Tão só me sentia, pela noite morta...

E quando na volta, á luz das estrellas,
Meu doido passado me vim a evocar,
Pensei no perdão d'uma alma d'aquellas.

Bex, junho, 1896.

10

Senhora! a todas as novenas ides,
E porque vós lá ides, vou tambem.
É um descanço sem par ás minhas lides,
Aos meus males, e em summa faz-me bem.

Essas graças que tendes (vós sorrides?)
Só nas flôres as vejo, em mais ninguem.
Se o vosso corpo é magro como as vides,
Os cachos d'uvas que o cabello tem!

Fazeis-me andar n'uma continua roda,
Pelas igrejas da cidade toda,
S. Luiz de França, Encarnação e mais.

Senhora! assim commigo em beato dais,
Faço-me frade e vou para um convento...
E adeus! que lá se vae o cazamento!

Lisboa, janeiro, 1897.

11

Ha já duzentos soes, ha quatro luas,
Que te pedi que a Igreja abandonasses.
Tu és cruel, Senhora! continúas,
Como se agora apenas começasses.

Á sexta-feira e ao sabbado jejuas,
E tanto te pedi que não jejuasses.
E o que dóe mais, Senhora, é que insinuas
Em voz que tanto dóe: «Se me imitasses...»

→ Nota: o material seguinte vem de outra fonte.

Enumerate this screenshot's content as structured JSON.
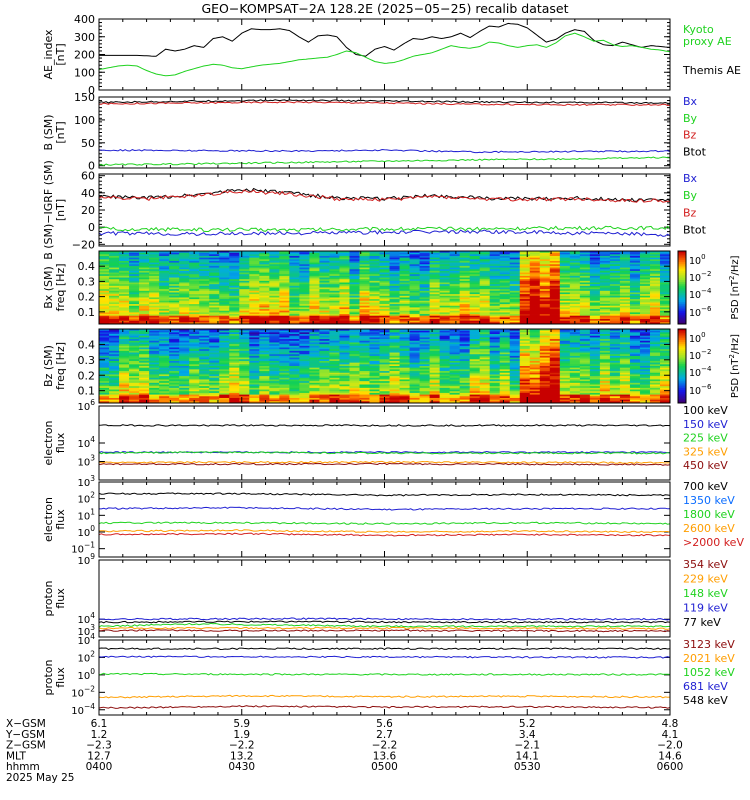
{
  "title": "GEO−KOMPSAT−2A 128.2E (2025−05−25) recalib dataset",
  "colors": {
    "black": "#000000",
    "green": "#1fd21f",
    "blue": "#1f1fd2",
    "red": "#d21f1f",
    "orange": "#ff9e00",
    "darkred": "#8c0d0d",
    "brightblue": "#0a6cff",
    "cyan": "#00b0ff"
  },
  "chart_data": [
    {
      "type": "line",
      "ylabel_lines": [
        "AE_index",
        "[nT]"
      ],
      "ylim": [
        0,
        400
      ],
      "yticks": [
        "400",
        "300",
        "200",
        "100",
        "0"
      ],
      "x_range": [
        "0400",
        "0600"
      ],
      "legend": [
        {
          "label": "Kyoto",
          "color": "green"
        },
        {
          "label": "proxy AE",
          "color": "green"
        },
        {
          "label": "Themis AE",
          "color": "black"
        }
      ],
      "series": [
        {
          "color": "black",
          "x": [
            0,
            4,
            8,
            12,
            14,
            16,
            18,
            20,
            22,
            24,
            26,
            28,
            30,
            32,
            34,
            36,
            38,
            40,
            42,
            44,
            46,
            48,
            50,
            52,
            54,
            56,
            58,
            60,
            62,
            64,
            66,
            68,
            70,
            72,
            74,
            76,
            78,
            80,
            82,
            84,
            86,
            88,
            90,
            92,
            94,
            96,
            98,
            100,
            102,
            104,
            106,
            108,
            110,
            112,
            114,
            116,
            118,
            120
          ],
          "y": [
            195,
            195,
            195,
            190,
            230,
            220,
            230,
            250,
            240,
            290,
            300,
            275,
            320,
            345,
            340,
            340,
            345,
            335,
            300,
            270,
            305,
            310,
            300,
            240,
            200,
            190,
            230,
            245,
            225,
            260,
            290,
            285,
            300,
            290,
            300,
            320,
            295,
            330,
            360,
            355,
            375,
            370,
            350,
            310,
            270,
            285,
            320,
            340,
            330,
            280,
            255,
            250,
            270,
            255,
            240,
            250,
            245,
            240
          ]
        },
        {
          "color": "green",
          "x": [
            0,
            2,
            4,
            6,
            8,
            10,
            12,
            14,
            16,
            18,
            20,
            22,
            24,
            26,
            28,
            30,
            32,
            34,
            36,
            38,
            40,
            42,
            44,
            46,
            48,
            50,
            52,
            54,
            56,
            58,
            60,
            62,
            64,
            66,
            68,
            70,
            72,
            74,
            76,
            78,
            80,
            82,
            84,
            86,
            88,
            90,
            92,
            94,
            96,
            98,
            100,
            102,
            104,
            106,
            108,
            110,
            112,
            114,
            116,
            118,
            120
          ],
          "y": [
            115,
            125,
            135,
            140,
            135,
            110,
            90,
            80,
            85,
            105,
            120,
            135,
            145,
            140,
            125,
            120,
            130,
            140,
            145,
            150,
            160,
            170,
            175,
            180,
            185,
            200,
            220,
            210,
            185,
            160,
            150,
            155,
            170,
            190,
            200,
            210,
            230,
            250,
            240,
            235,
            245,
            270,
            265,
            250,
            240,
            250,
            255,
            240,
            265,
            305,
            320,
            300,
            275,
            280,
            255,
            245,
            250,
            240,
            230,
            225,
            215
          ]
        }
      ]
    },
    {
      "type": "line",
      "ylabel_lines": [
        "B (SM)",
        "[nT]"
      ],
      "ylim": [
        -5,
        150
      ],
      "yticks": [
        "150",
        "100",
        "50",
        "0"
      ],
      "legend": [
        {
          "label": "Bx",
          "color": "blue"
        },
        {
          "label": "By",
          "color": "green"
        },
        {
          "label": "Bz",
          "color": "red"
        },
        {
          "label": "Btot",
          "color": "black"
        }
      ],
      "series": [
        {
          "color": "black",
          "x": [
            0,
            20,
            40,
            60,
            80,
            100,
            120
          ],
          "y": [
            138,
            141,
            143,
            141,
            139,
            138,
            137
          ]
        },
        {
          "color": "red",
          "x": [
            0,
            20,
            40,
            60,
            80,
            100,
            120
          ],
          "y": [
            135,
            137,
            139,
            137,
            134,
            133,
            133
          ]
        },
        {
          "color": "blue",
          "x": [
            0,
            20,
            40,
            60,
            80,
            100,
            120
          ],
          "y": [
            34,
            33,
            32,
            34,
            30,
            31,
            32
          ]
        },
        {
          "color": "green",
          "x": [
            0,
            20,
            40,
            60,
            80,
            100,
            120
          ],
          "y": [
            2,
            4,
            7,
            10,
            13,
            15,
            18
          ]
        }
      ]
    },
    {
      "type": "line",
      "ylabel_lines": [
        "B (SM)−IGRF (SM)",
        "[nT]"
      ],
      "ylim": [
        -22,
        62
      ],
      "yticks": [
        "60",
        "40",
        "20",
        "0",
        "−20"
      ],
      "legend": [
        {
          "label": "Bx",
          "color": "blue"
        },
        {
          "label": "By",
          "color": "green"
        },
        {
          "label": "Bz",
          "color": "red"
        },
        {
          "label": "Btot",
          "color": "black"
        }
      ],
      "series": [
        {
          "color": "black",
          "x": [
            0,
            10,
            20,
            30,
            40,
            50,
            60,
            70,
            80,
            90,
            100,
            110,
            120
          ],
          "y": [
            36,
            34,
            38,
            44,
            40,
            34,
            33,
            37,
            34,
            33,
            34,
            32,
            32
          ]
        },
        {
          "color": "red",
          "x": [
            0,
            10,
            20,
            30,
            40,
            50,
            60,
            70,
            80,
            90,
            100,
            110,
            120
          ],
          "y": [
            35,
            33,
            37,
            42,
            39,
            33,
            32,
            36,
            33,
            32,
            33,
            31,
            31
          ]
        },
        {
          "color": "green",
          "x": [
            0,
            20,
            40,
            60,
            80,
            100,
            120
          ],
          "y": [
            -2,
            -3,
            -3,
            -2,
            -2,
            -1,
            -1
          ]
        },
        {
          "color": "blue",
          "x": [
            0,
            20,
            40,
            60,
            80,
            100,
            120
          ],
          "y": [
            -7,
            -8,
            -7,
            -6,
            -5,
            -7,
            -9
          ]
        }
      ]
    },
    {
      "type": "heatmap",
      "ylabel_lines": [
        "Bx (SM)",
        "freq [Hz]"
      ],
      "ylim": [
        0.02,
        0.5
      ],
      "yticks": [
        "0.4",
        "0.3",
        "0.2",
        "0.1"
      ],
      "colorbar": {
        "label_base": "PSD [nT",
        "label_sup": "2",
        "label_tail": "/Hz]",
        "ticks": [
          "0",
          "−2",
          "−4",
          "−6"
        ]
      }
    },
    {
      "type": "heatmap",
      "ylabel_lines": [
        "Bz (SM)",
        "freq [Hz]"
      ],
      "ylim": [
        0.02,
        0.5
      ],
      "yticks": [
        "0.4",
        "0.3",
        "0.2",
        "0.1"
      ],
      "colorbar": {
        "label_base": "PSD [nT",
        "label_sup": "2",
        "label_tail": "/Hz]",
        "ticks": [
          "0",
          "−2",
          "−4",
          "−6"
        ]
      }
    },
    {
      "type": "line",
      "scale": "log",
      "ylabel_lines": [
        "electron",
        "flux"
      ],
      "ylim_exp": [
        2,
        6
      ],
      "yticks_exp": [
        "6",
        "4",
        "3"
      ],
      "legend": [
        {
          "label": "100 keV",
          "color": "black"
        },
        {
          "label": "150 keV",
          "color": "blue"
        },
        {
          "label": "225 keV",
          "color": "green"
        },
        {
          "label": "325 keV",
          "color": "orange"
        },
        {
          "label": "450 keV",
          "color": "darkred"
        }
      ],
      "series": [
        {
          "color": "black",
          "x": [
            0,
            60,
            120
          ],
          "y_exp": [
            4.95,
            4.95,
            4.95
          ]
        },
        {
          "color": "blue",
          "x": [
            0,
            60,
            120
          ],
          "y_exp": [
            3.5,
            3.5,
            3.5
          ]
        },
        {
          "color": "green",
          "x": [
            0,
            20,
            60,
            120
          ],
          "y_exp": [
            3.45,
            3.5,
            3.45,
            3.45
          ]
        },
        {
          "color": "orange",
          "x": [
            0,
            60,
            120
          ],
          "y_exp": [
            2.95,
            2.97,
            2.93
          ]
        },
        {
          "color": "darkred",
          "x": [
            0,
            60,
            120
          ],
          "y_exp": [
            2.85,
            2.87,
            2.83
          ]
        }
      ]
    },
    {
      "type": "line",
      "scale": "log",
      "ylabel_lines": [
        "electron",
        "flux"
      ],
      "ylim_exp": [
        -1.5,
        3
      ],
      "yticks_exp": [
        "3",
        "2",
        "1",
        "0",
        "−1"
      ],
      "legend": [
        {
          "label": "700 keV",
          "color": "black"
        },
        {
          "label": "1350 keV",
          "color": "brightblue"
        },
        {
          "label": "1800 keV",
          "color": "green"
        },
        {
          "label": "2600 keV",
          "color": "orange"
        },
        {
          "label": ">2000 keV",
          "color": "red"
        }
      ],
      "series": [
        {
          "color": "black",
          "x": [
            0,
            30,
            60,
            90,
            120
          ],
          "y_exp": [
            2.3,
            2.3,
            2.2,
            2.25,
            2.2
          ]
        },
        {
          "color": "blue",
          "x": [
            0,
            30,
            60,
            90,
            120
          ],
          "y_exp": [
            1.4,
            1.45,
            1.35,
            1.4,
            1.4
          ]
        },
        {
          "color": "green",
          "x": [
            0,
            30,
            60,
            90,
            120
          ],
          "y_exp": [
            0.55,
            0.55,
            0.5,
            0.55,
            0.5
          ]
        },
        {
          "color": "orange",
          "x": [
            0,
            30,
            60,
            90,
            120
          ],
          "y_exp": [
            0.05,
            0.1,
            0.0,
            0.05,
            0.0
          ]
        },
        {
          "color": "red",
          "x": [
            0,
            30,
            60,
            90,
            120
          ],
          "y_exp": [
            -0.15,
            -0.1,
            -0.2,
            -0.15,
            -0.2
          ]
        }
      ]
    },
    {
      "type": "line",
      "scale": "log",
      "ylabel_lines": [
        "proton",
        "flux"
      ],
      "ylim_exp": [
        2.5,
        9
      ],
      "yticks_exp": [
        "9",
        "4",
        "3"
      ],
      "legend": [
        {
          "label": "354 keV",
          "color": "darkred"
        },
        {
          "label": "229 keV",
          "color": "orange"
        },
        {
          "label": "148 keV",
          "color": "green"
        },
        {
          "label": "119 keV",
          "color": "blue"
        },
        {
          "label": "77 keV",
          "color": "black"
        }
      ],
      "series": [
        {
          "color": "blue",
          "x": [
            0,
            40,
            80,
            120
          ],
          "y_exp": [
            4.0,
            4.05,
            4.0,
            4.0
          ]
        },
        {
          "color": "black",
          "x": [
            0,
            40,
            80,
            120
          ],
          "y_exp": [
            3.75,
            3.8,
            3.75,
            3.75
          ]
        },
        {
          "color": "green",
          "x": [
            0,
            20,
            60,
            120
          ],
          "y_exp": [
            3.4,
            3.6,
            3.4,
            3.4
          ]
        },
        {
          "color": "orange",
          "x": [
            0,
            60,
            120
          ],
          "y_exp": [
            3.25,
            3.25,
            3.2
          ]
        },
        {
          "color": "darkred",
          "x": [
            0,
            60,
            120
          ],
          "y_exp": [
            3.05,
            3.05,
            3.0
          ]
        }
      ]
    },
    {
      "type": "line",
      "scale": "log",
      "ylabel_lines": [
        "proton",
        "flux"
      ],
      "ylim_exp": [
        -4.6,
        4
      ],
      "yticks_exp": [
        "4",
        "2",
        "0",
        "−2",
        "−4"
      ],
      "legend": [
        {
          "label": "3123 keV",
          "color": "darkred"
        },
        {
          "label": "2021 keV",
          "color": "orange"
        },
        {
          "label": "1052 keV",
          "color": "green"
        },
        {
          "label": "681 keV",
          "color": "blue"
        },
        {
          "label": "548 keV",
          "color": "black"
        }
      ],
      "series": [
        {
          "color": "black",
          "x": [
            0,
            60,
            120
          ],
          "y_exp": [
            3.0,
            3.0,
            3.0
          ]
        },
        {
          "color": "blue",
          "x": [
            0,
            60,
            120
          ],
          "y_exp": [
            2.1,
            2.05,
            2.0
          ]
        },
        {
          "color": "green",
          "x": [
            0,
            60,
            120
          ],
          "y_exp": [
            0.1,
            0.05,
            0.05
          ]
        },
        {
          "color": "orange",
          "x": [
            0,
            30,
            60,
            90,
            120
          ],
          "y_exp": [
            -2.6,
            -2.4,
            -2.5,
            -2.45,
            -2.55
          ]
        },
        {
          "color": "darkred",
          "x": [
            0,
            30,
            60,
            90,
            120
          ],
          "y_exp": [
            -3.8,
            -3.6,
            -3.7,
            -3.65,
            -3.75
          ]
        }
      ]
    }
  ],
  "axis_table": {
    "rows": [
      {
        "label": "X−GSM",
        "values": [
          "6.1",
          "5.9",
          "5.6",
          "5.2",
          "4.8"
        ]
      },
      {
        "label": "Y−GSM",
        "values": [
          "1.2",
          "1.9",
          "2.7",
          "3.4",
          "4.1"
        ]
      },
      {
        "label": "Z−GSM",
        "values": [
          "−2.3",
          "−2.2",
          "−2.2",
          "−2.1",
          "−2.0"
        ]
      },
      {
        "label": "MLT",
        "values": [
          "12.7",
          "13.2",
          "13.6",
          "14.1",
          "14.6"
        ]
      },
      {
        "label": "hhmm",
        "values": [
          "0400",
          "0430",
          "0500",
          "0530",
          "0600"
        ]
      }
    ],
    "date": "2025 May 25"
  }
}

Nenhuns peccados tens. És anjo e santa.
Boa como o ceu, simples como a planta,
Cozes p'ros pobres, fazes boas-obras!

Quaes são os teus peccados? peccadores
Senhora! são os vossos confessores.
Homens e basta: são máos como as cobras!

Lisboa, 1897.

12

Monologo d'Outubro

A MEU IRMÃO AUGUSTO

Outomno, meu Outomno, ah! não te vás embora!
Ás minhas, eu comparo as tuas extranhezas.
Ah! nos teus dias não ha Julhos nem aurora,
E só crepusculos... Crepusculos são tristezas!

E tu que já passaste o Outomno só commigo
Não pensas ao cahir de tantas agonias
Nas minhas, que tu sabes, ó meu melhor amigo?
Cahi, folhas, cahi! tombae melancholias!

Ides morrer, folhas! mas morrer que importa?
Lá vae mais uma... mal nasceu e já vae morta.
Levaes saudades? Coitadinha, sois tão nova!

Tendes razão? Nem sei a fallar a verdade.
Tombar quizera eu, só p'ra esquecer. Saudade,
Irmão, não a terei tambem, lá pela cova?...

Foz, 1897.

13

Pedi-te a fé, Senhor! pedi-te a graça,
Mas não te curvas nunca, p'ra me ouvir.
Tudo acaba no mundo... tudo passa,
Mas só meu mal se foi e torna a vir.

Não busco a morte com arma ou veneno,
Mas emfim póde vir quando quizer.
Eu estarei de pé, firme e sereno,
Sorrir-lhe-hei até, quando vier.

Tristes vaidades d'este pobre mundo!
Já me parecem taes como ellas são:
Tristes mizerias deste mar sem fundo.

Se tive algumas eu, na mocidade,
Não foram ellas mais que uma illuzão.
E um dia eu ri da minha ingenuidade!

Lisboa, janeiro, 1898.

14

O mar que embala, ás noites, o teu somno
É o mesmo, flor! que á noite embala o meu.
Mas em vão canta a minha ama do Outomno,
Pois pouco dorme quem muito soffreu.

Mas tu feliz qual rainha sobre o throno,
Dormes e sonhas... no que, bem sei eu!
O teu cabello solto ao abandono,
As mãos erguidas de fallar ao céo...

Feliz! feliz de ti, doce Constança!
Reza por mim, na tua voz chymerica,
Uma Avè-Maria de Esperança!

Por minha saude e gloria (Deus m'a dê)
Por essa viagem que vou dar a America...
Quando, um dia, voltar, dir-te-ei porquê!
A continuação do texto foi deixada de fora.